John can't stop growing. At the age of 11 he is six feet tall and looks much older, but his mind is still that of a child. We see everything from John's point of view. He is obsessed with the idea that he will one day be famous and writes letters to the Ripley Museum near Niagara Falls, and to the Guinness Book of Records. He can tell when people are lying and thinks this might be his route to fame. He could be the human lie detector and people would come to see him from far and wide.
John and his parents are living with his grandmother in Gorey, a country village (in Ireland). His parents are having a difficult time and his father wants to enrol in University, but he has to pass the Trinity examination. John doesn't make friends easily, but when a new teacher arrives at the school, John is picked out as someone special - for the first time in his life his vivid imagination seems valued. But then his father quarrels with his grandmother and they leave for Dublin where they live in a high-rise block of flats and his father gets a low-grade job as a machinist.

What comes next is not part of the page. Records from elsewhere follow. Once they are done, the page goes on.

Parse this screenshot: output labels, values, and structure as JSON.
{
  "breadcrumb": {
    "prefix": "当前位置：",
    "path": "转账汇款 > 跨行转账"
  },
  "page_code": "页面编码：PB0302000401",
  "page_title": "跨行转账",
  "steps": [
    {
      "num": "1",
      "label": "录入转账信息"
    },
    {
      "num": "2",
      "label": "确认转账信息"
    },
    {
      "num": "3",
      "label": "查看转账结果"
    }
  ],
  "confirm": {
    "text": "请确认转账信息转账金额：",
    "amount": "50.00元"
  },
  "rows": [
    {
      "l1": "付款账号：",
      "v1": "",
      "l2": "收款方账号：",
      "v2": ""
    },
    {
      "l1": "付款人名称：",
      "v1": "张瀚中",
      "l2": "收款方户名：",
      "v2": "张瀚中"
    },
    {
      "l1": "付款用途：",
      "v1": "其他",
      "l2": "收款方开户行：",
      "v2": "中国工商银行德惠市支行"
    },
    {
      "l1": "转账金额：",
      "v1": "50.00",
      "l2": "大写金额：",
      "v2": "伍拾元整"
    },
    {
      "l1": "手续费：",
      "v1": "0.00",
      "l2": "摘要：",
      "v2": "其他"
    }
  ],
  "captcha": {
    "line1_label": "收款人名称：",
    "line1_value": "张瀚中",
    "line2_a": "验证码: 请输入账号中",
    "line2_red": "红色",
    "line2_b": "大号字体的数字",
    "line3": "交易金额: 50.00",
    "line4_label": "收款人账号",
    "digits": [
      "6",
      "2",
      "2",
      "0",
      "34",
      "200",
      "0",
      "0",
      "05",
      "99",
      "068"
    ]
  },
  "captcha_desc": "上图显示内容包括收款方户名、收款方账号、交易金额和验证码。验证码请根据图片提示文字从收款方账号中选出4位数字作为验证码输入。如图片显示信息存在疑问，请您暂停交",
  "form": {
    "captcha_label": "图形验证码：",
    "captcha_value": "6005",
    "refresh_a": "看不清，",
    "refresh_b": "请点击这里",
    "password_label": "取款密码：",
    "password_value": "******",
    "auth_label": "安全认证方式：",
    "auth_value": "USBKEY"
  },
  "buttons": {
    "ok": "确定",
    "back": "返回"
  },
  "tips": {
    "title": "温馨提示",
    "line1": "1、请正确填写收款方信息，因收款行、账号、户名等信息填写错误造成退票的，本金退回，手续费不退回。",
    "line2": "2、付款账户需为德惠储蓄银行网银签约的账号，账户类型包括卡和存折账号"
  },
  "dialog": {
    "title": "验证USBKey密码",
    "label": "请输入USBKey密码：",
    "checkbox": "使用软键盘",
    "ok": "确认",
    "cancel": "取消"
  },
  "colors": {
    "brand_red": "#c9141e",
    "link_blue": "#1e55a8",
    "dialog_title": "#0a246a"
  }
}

The intensity of this narrative which gives us John's internal thoughts and ideas in relentless detail, can become a little overwhelming. John seems at times both threatening and vulnerable and the family atmosphere becomes claustrophobic, especially after John catches his father lying once too often. There is one incident at this stage of the book that is horrifically chilling and may cause the reader to withdraw any easy sympathy the book has built up for John. Nevertheless, this is a totally engrossing read.